The bill provides a tax credits for qualified wind energy projects in an eligible wind energy zone and requires the state to establish job training programs to develop a workforce for the manufacture and servicing of offshore wind equipment.

Reaction

The NJ Coalition for Fair Energy — funded by the Electric Power Supply Association and independent power producers Calpine and NRG Energy — criticized the nuclear subsidies and hinted it will seek to overturn them in court. Challenges by EPSA and others to ZEC programs in Illinois and New York are pending in the 7th and 2nd U.S. Circuit Courts of Appeals.
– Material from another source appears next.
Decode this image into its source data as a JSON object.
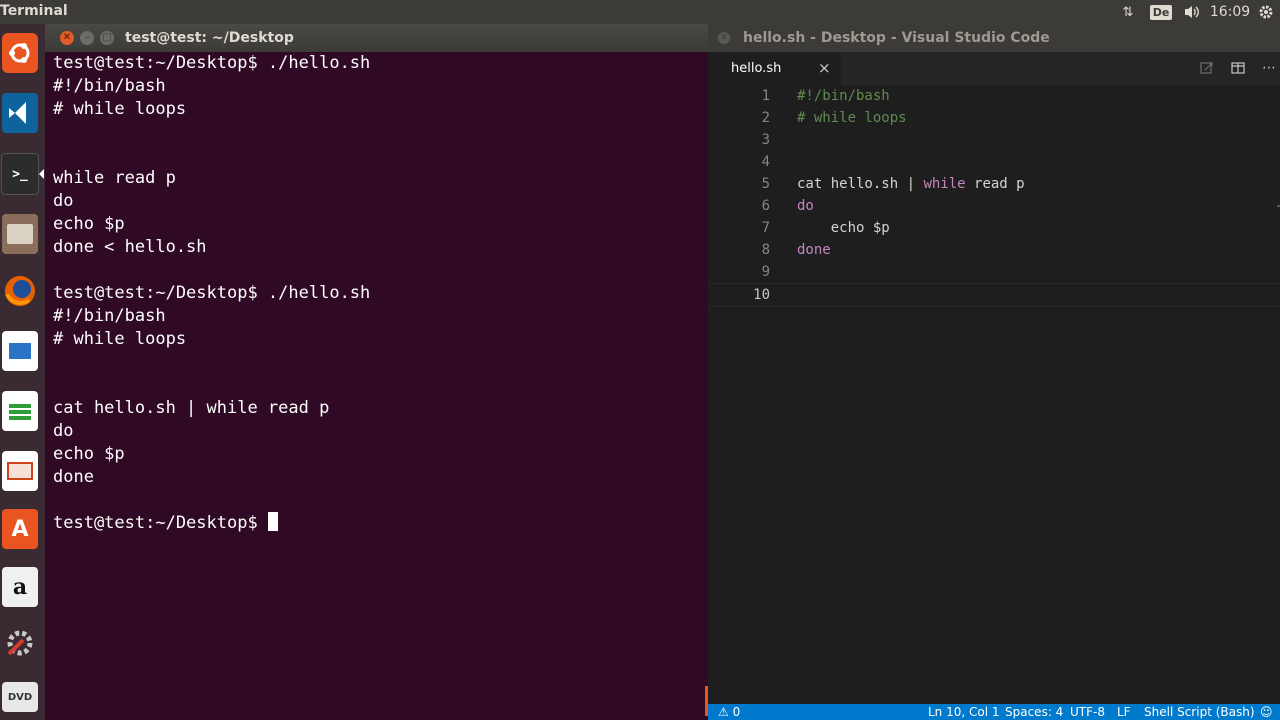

“While PSEG shareholders just became more prosperous, the reality is New Jersey consumers now have to confront higher electric bills for no reason other than to bail out PSEG management’s bad business decisions,” spokesman Matt Fossen said. “We wish officials would’ve waited to make a decision until after the results of PJM’s capacity auction were announced, which will be literally only hours after the governor’s signing. But this issue is not over — and it’s unfortunate the courts may be necessary to bring a dose of reason to the debate.”
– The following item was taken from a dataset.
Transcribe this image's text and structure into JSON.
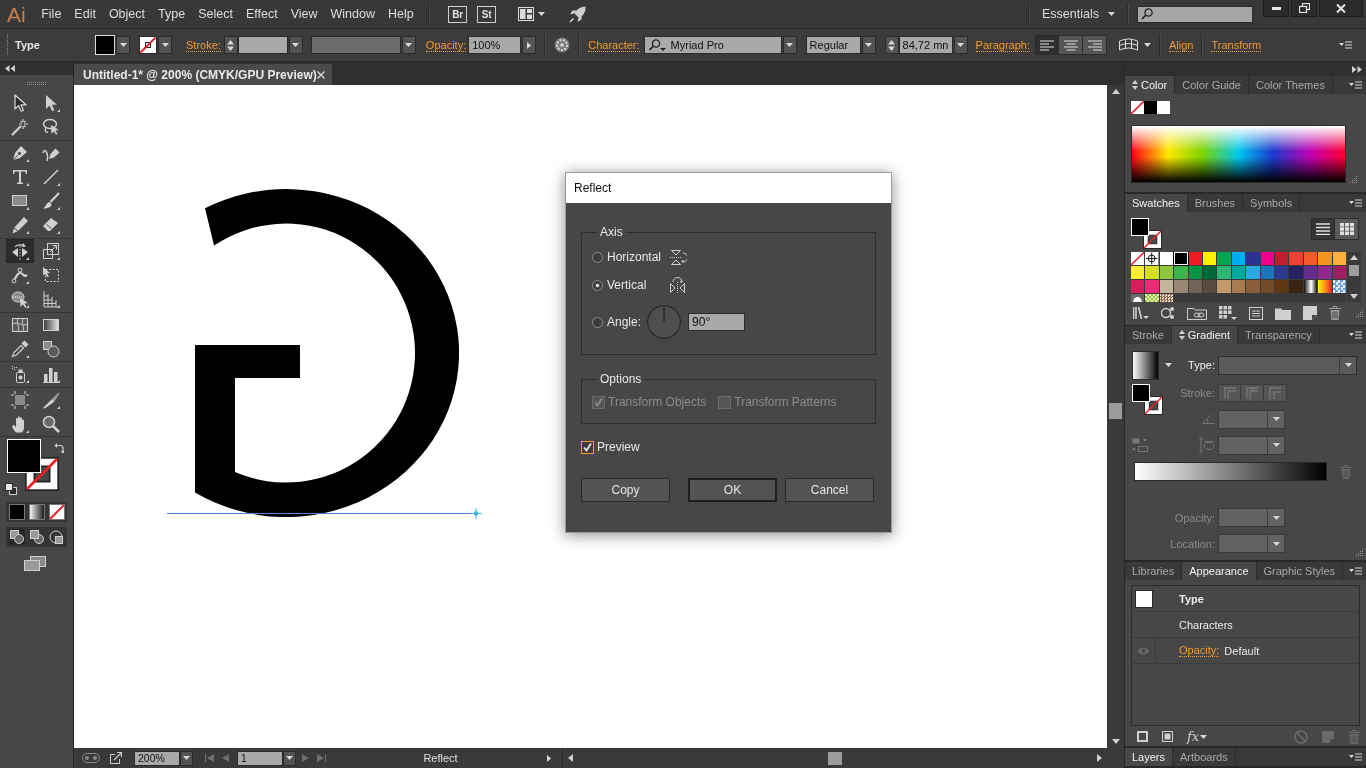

Environmental activists and solar energy industry groups celebrated the renewable and DER provisions.

“It has never been more important for leaders to stand up for clean energy jobs, local investments, and clean air and climate progress in our communities. We are encouraged that in the face of rollbacks in Washington, Gov. Murphy is stepping up with bold action,” said Pari Kasotia, Mid-Atlantic director for Vote Solar.

The Energy Storage Association said the storage mandates put New Jersey in league with California, New York, Massachusetts, Oregon, Nevada and Arizona as states encouraging the technology.

Sean Gallagher, the Solar Energy Industries Association vice president of state affairs, said the bill will give “many more New Jersey residents, businesses and communities … access to solar energy.”

“If properly implemented, this legislation will create access to solar energy for consumers and businesses across New Jersey for the first time,” said Brandon Smithwood, policy director for the Coalition for Community Solar Access.

“Thanks to this important legislation, New Jersey residents who rent, live in apartments or can’t afford the upfront cost to install solar panels will now be better able to get their power from the sun,” said Luis Torres, senior legislative representative for Earthjustice.